A questo punto, l’identità non è più centrata sulle proprie caratteristiche psichiche ed emotive, ma esclusivamente (o principalmente) su quelle fisiche, peraltro da allineare a immagini statiche e standardizzate: non a caso le fashion blogger sono ritratte sempre con la stessa espressione, non passano un messaggio etico o morale (tranne naturalmente in alcuni casi, come ci rivela ad esempio il profilo di Natalia Vodianova, super modella russa che sensibilizza i suoi followers sul vivere con naturalezza il ciclo mestruale), lo scatto è finalizzato alla vendita di un prodotto, di un brand (Kim Kardashian l’ha capito prima di tutti), o di uno stile di vita. E quindi: smetto di esistere in quanto diverso dagli altri, ma esisto solo in quanto apprezzato dagli altri, in una forma passiva di riconoscimento del sé (non cerco di identificarmi versus l’altro, mi identifico con l’altro).

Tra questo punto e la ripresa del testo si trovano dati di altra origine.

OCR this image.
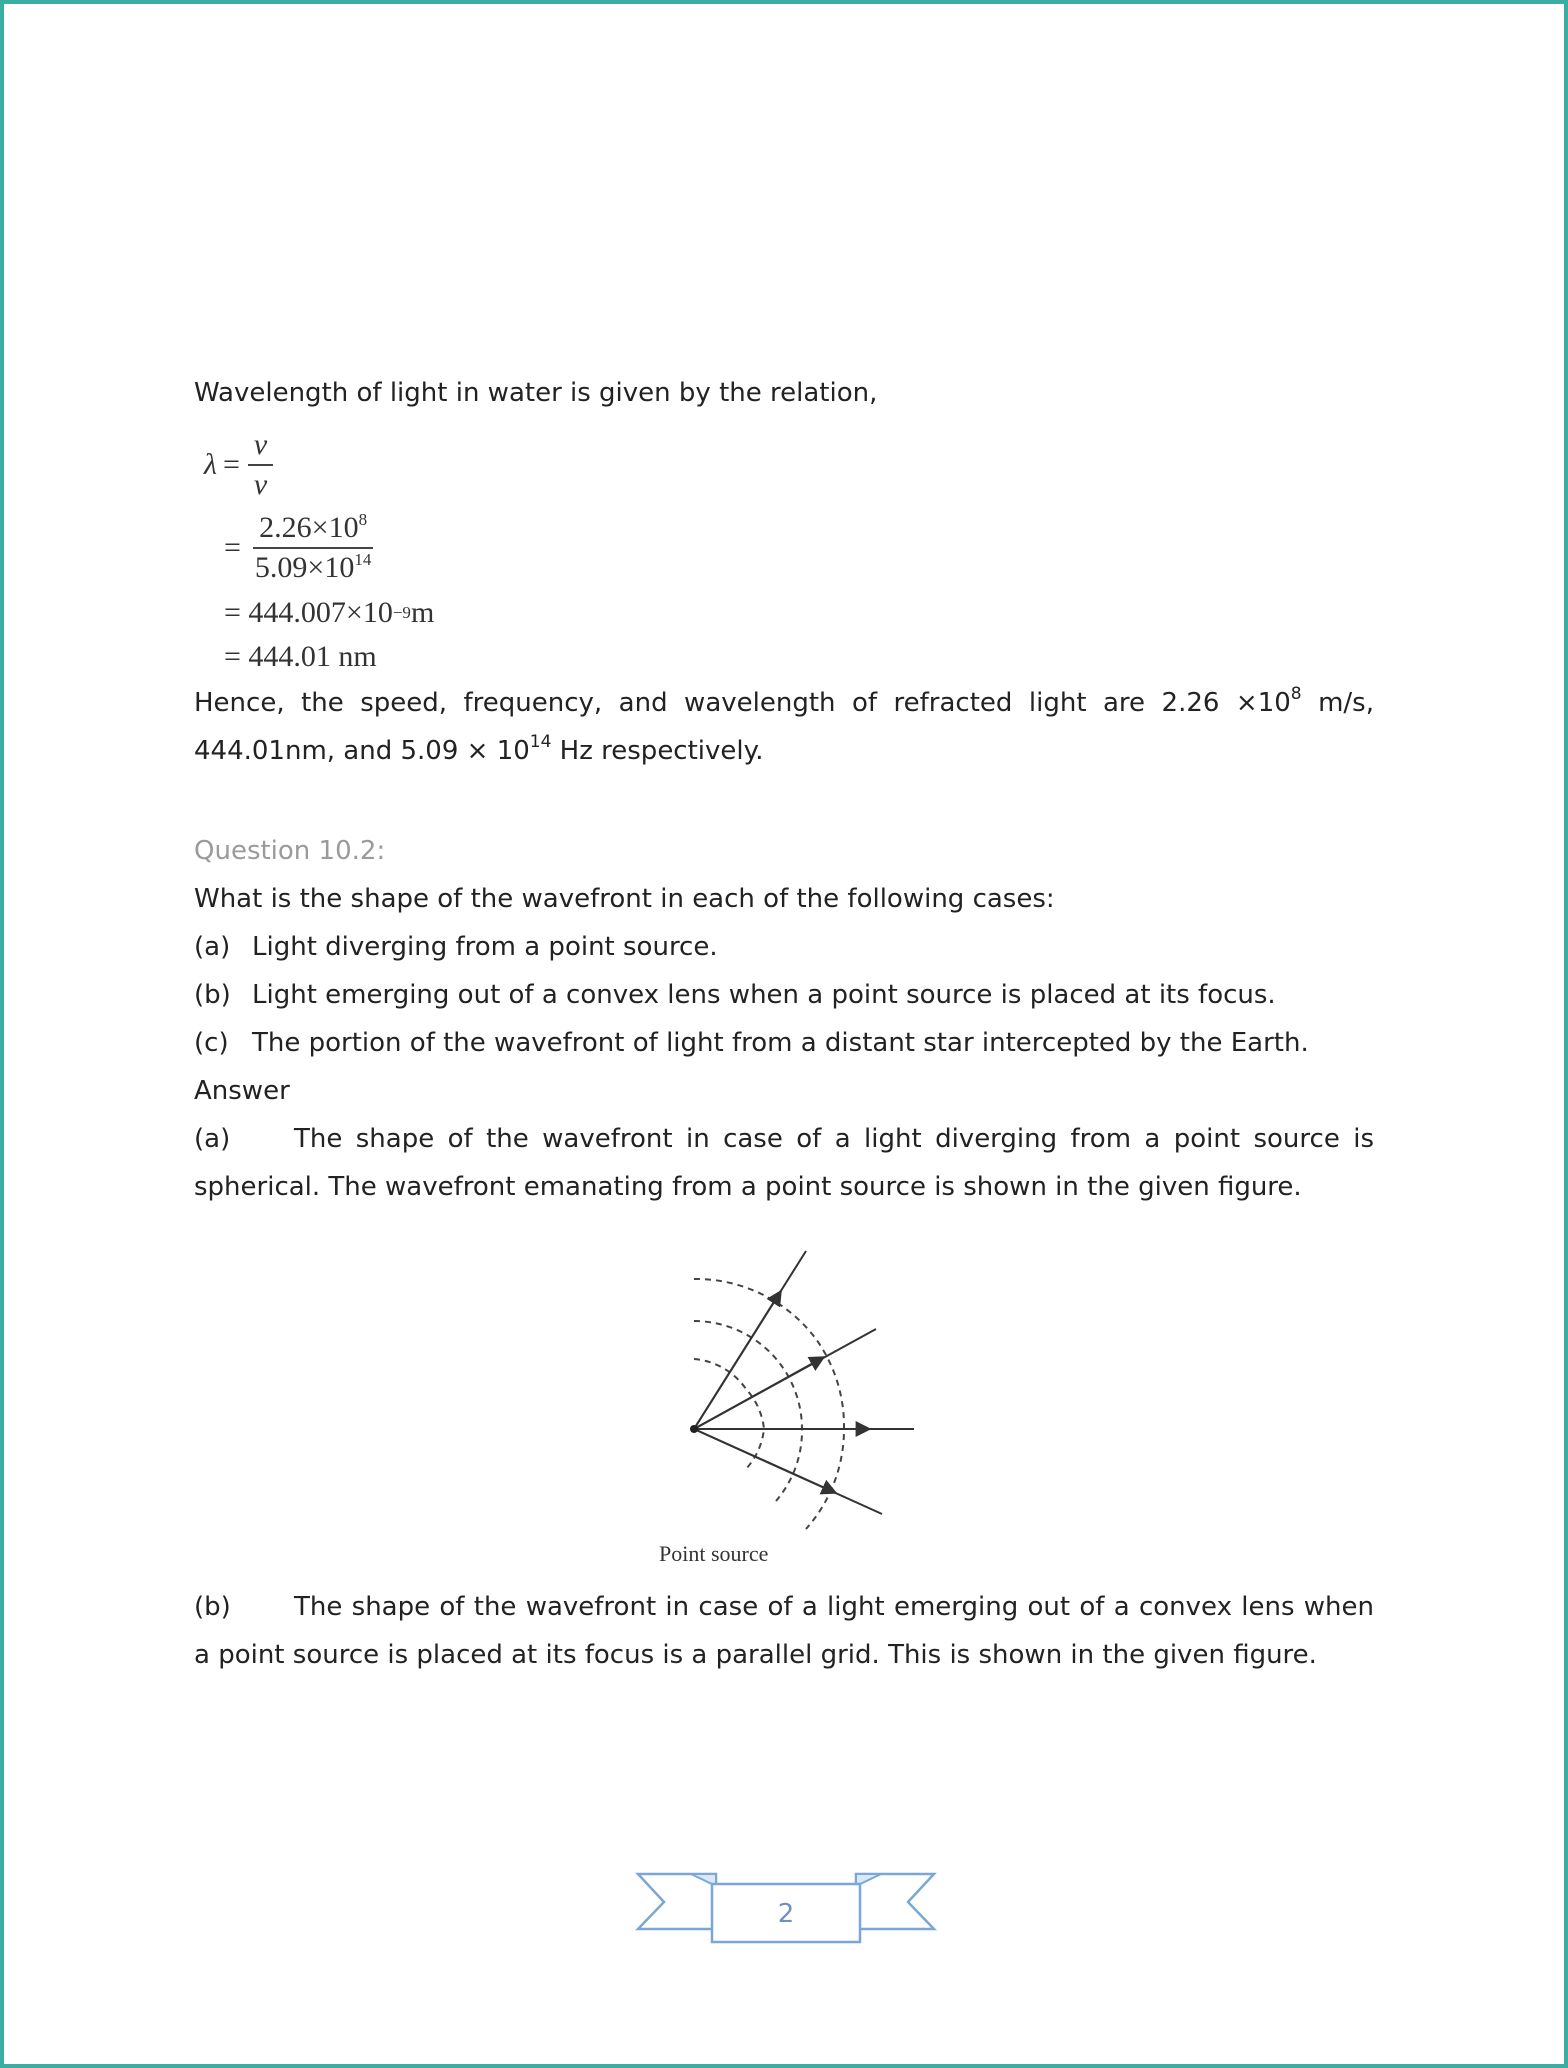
Wavelength of light in water is given by the relation,

$\lambda = \frac{v}{\nu}$
= $\frac{2.26\times 10^8}{5.09\times 10^{14}}$
= 444.007×10 −9 m
= 444.01 nm

Hence, the speed, frequency, and wavelength of refracted light are $2.26 \times 10^8$ m/s, 444.01nm, and $5.09 \times 10^{14}$ Hz respectively.

Question 10.2:

What is the shape of the wavefront in each of the following cases:

(a) Light diverging from a point source.
(b) Light emerging out of a convex lens when a point source is placed at its focus.
(c) The portion of the wavefront of light from a distant star intercepted by the Earth.

Answer

(a) The shape of the wavefront in case of a light diverging from a point source is spherical. The wavefront emanating from a point source is shown in the given figure.

(b) The shape of the wavefront in case of a light emerging out of a convex lens when a point source is placed at its focus is a parallel grid. This is shown in the given figure.

Point source
2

Esattamente l’opposto di quanto insegna la filosofia occidentale (la percezione del sé come distinto da ciò che è altro da sé). Con queste premesse, è importante proteggerci dai rischi cui possiamo incorrere da un uso scorretto dei social. A partire dall’adolescenza, quando il cervello cambia, si trasforma ed è quindi più sensibile a essere plasmato. Instagram e in generale i social sono un po’ scoppiati tra le mani, ma oggi siamo più consapevoli rispetto, ad esempio, a solo quattro anni fa.

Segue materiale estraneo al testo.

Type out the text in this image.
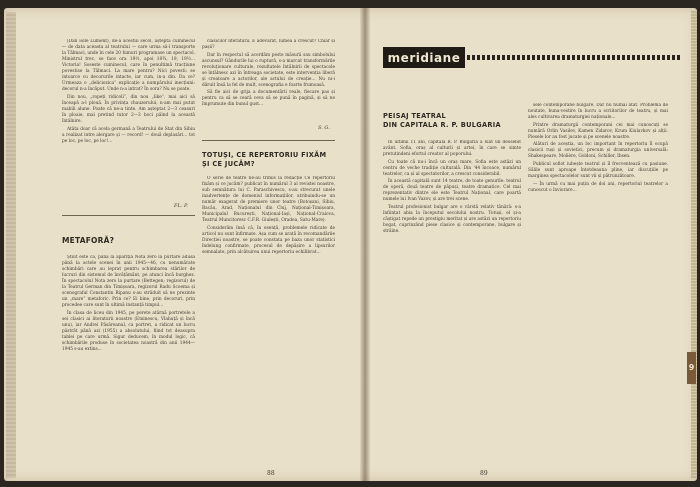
9

(Dan iolle Lument), de-a acestui secol, așteptă cuminecul — de data aceasta al teatrului — care urma să-l transporte la Tălmaci, unde în cele 20 fumuri programase un spectacol. Ministrul trec, se face ora 19½, apoi 18¾, 19, 19½... Victoria! Soseste cuminecul, care în penultimă tracțiune povestise la Tălmaci. La mare pentru? Nici povesti: se intoarce cu decorurile intacte, iar cum, in-a din. Da ce? Urmeaza o „deliciozica” explicație a numpărului inecțiuni: decorul n-a încăput. Unde n-a intrat? În sora? Nu se poate.

Din nou, „ropeți ridicoli”, din nou „like”, mai aici să înceapă a-l plouă. În privința chauzerului, n-am mai putut mabili alune. Poate că ne-a tinte. Am așteptat 2—3 ceasuri în ploaie, mai pretind tutor 2—3 boci păind la această întâlnire.

Atâta doar că acela germană a Teatrului de Stat din Sibiu a realizat intre alergare și — record! — două deplasări... tot pe loc, pe loc, pe loc!...

FL. P.
METAFORĂ?

Știut este că, până la apariția Nota zero la purtare adusă până la actele scenei în anii 1945—46, cu nenumărate schimbări care au leprat pentru schimbarea stărilor de lucruri din sistemul de învățământ, pe atunci încă burghez. În spectacolul Nota zero la purtare (Bettegen; regizorul) de la Teatrul German din Timișoara, regizorul Radu Scoema și scenograful Constantin Ripanu s-au străduit să ne prezinte un „mare” metaforic. Prin ce? Ei bine, prin decoruri, prin procedee care sunt în ultimă instanță timpul...

În clasa de liceu din 1945, pe perete atârnă portretele a sei clasici ai literaturii noastre (Eminescu, Vlahuță și încă unu), iar Andrei Păsăreanul, ca portret, a ridicat un lucru păstrăt până azi (1955) a absolutului, fiind tot deasupra tablei pe care urmă. Sigur deducem, în modul logic, că schimbările produse în societatea noastră din anii 1944—1945 s-au extins...

clasicilor literaturii. E adevărat, lumea a crescut? Chiar și pașii?

Dar în respectul să acordăm peste măsură sau simbolului ascunsul? Gândurile lui o ruptură, s-a marcat transformările revoluționare culturale, rezultatele întâlnirii de spectacole se întâlnesc azi în întreaga societate, este intervenția liberă și creatoare a actorilor, ale actului de creație... Nu ni-i dăruit însă la fel de mult, scenografia e foarte frumoasă.

Să fie aici de grija a documentării reale, fiecare pas și pentru ca să se ceară ceva să se pună în pagină, și să ne împrumute din bunul gust...

S. G.
TOTUȘI, CE REPERTORIU FIXĂM ȘI CE JUCĂM?

O serie de teatre ne-au trimis la redacție Ce repertoriu fixăm și ce jucăm? publicat în numărul 3 al revistei noastre, sub semnătura lui C. Paraschivescu, s-au strecurat unele inadvertențe de domeniul informațiilor, atribuindu-se un număr exagerat de premiere unor teatre (Botoșani, Sibiu, Bacău, Arad, Naționalul din Cluj, Național-Timișoara, Municipalul București, Național-Iași, Național-Craiova, Teatrul Muncitoresc C.F.R. Giulești, Oradea, Satu-Mare).

Considerăm însă că, în esență, problemele ridicate de articol nu sunt înfirmate. Așa cum se arată în recomandările Direcției noastre, se poate constata pe baza unor statistici îndelung confirmate, procesul de depășire a lipsurilor semnalate, prin alcătuirea unui repertoriu echilibrat...

88
meridiane
PEISAJ TEATRAL
DIN CAPITALA R. P. BULGARIA

În ultimii 11 ani, capitala R. P. Bulgaria a luat un deosebit avânt. Sofia, oraș al culturii și artei, în care se simte pretutindeni efortul creator al poporului.

Cu toate că nu-i încă un oraș mare, Sofia este astăzi un centru de veche tradiție culturală. Din '44 încoace, numărul teatrelor, ca și al spectatorilor, a crescut considerabil.

În această capitală sunt 14 teatre, de toate genurile: teatrul de operă, două teatre de păpuși, teatre dramatice. Cel mai reprezentativ dintre ele este Teatrul Național, care poartă numele lui Ivan Vazov, și are trei scene.

Teatrul profesionist bulgar are o vârstă relativ tânără: s-a înființat abia la începutul secolului nostru. Totuși, el și-a câștigat repede un prestigiu meritat și are astăzi un repertoriu bogat, cuprinzând piese clasice și contemporane, bulgare și străine.

sele contemporane bulgare. Dar nu numai atât. Problema de noutate, buna-vestire în lucru a scriitorilor de teatru, și mai ales cultivarea dramaturgiei naționale...

Printre dramaturgii contemporani cei mai cunoscuți se numără Orlin Vasilev, Kamen Zidarov, Krum Kiulavkov și alții. Piesele lor au fost jucate și pe scenele noastre.

Alături de aceștia, un loc important în repertoriu îl ocupă clasicii ruși și sovietici, precum și dramaturgia universală: Shakespeare, Molière, Goldoni, Schiller, Ibsen.

Publicul sofiot iubește teatrul și îl frecventează cu pasiune. Sălile sunt aproape întotdeauna pline, iar discuțiile pe marginea spectacolelor sunt vii și pătrunzătoare.

— În urmă cu mai puțin de doi ani, repertoriul teatrelor a cunoscut o înviorare...

89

Sappiamo che trascorrere troppo tempo sui social non rende felici: in un articolo apparso sulla rivista Theatlantic si parla di “generazione-I” - dove “I” non sta per “Io” ma per “I-phone” -, quella nata, per intenderci, tra il 1995 e il 2012 sostanzialmente cresciuta con gli smartphone, un account Instagram aperto prima di iniziare le medie e senza memoria di una vita precedente a internet (e come non pensare alla piccola Chloe, la figlia di Reese/Madeline di Big Little Lies sempre con lo smartphone in mano?).

Insomma, i social non sono da demonizzare ma bisogna saperli usare. Proprio come a 18 anni si prende la patente (sogno ambito dei Baby Boomers ma ormai dimenticato dai Millenials), oggi bisognerebbe introdurre una sorta di patente per l’uso dei social (anche perché sono ormai la piattaforma privilegiata dalle aziende per fare pubblicità, esponendo quindi gli utenti a continui consigli per gli acquisti più o meno subliminali). Qualche suggerimento pratico: intanto, meglio non aprire l’account prima dei 15 anni e, in quelli precedenti, lavorare con spassionata dedizione alla costruzione dell’io. Come? Come si è sempre fatto: praticando sport, stando all’aria aperta e condividendo il più possibile in famiglia. Vale anche per gli adulti.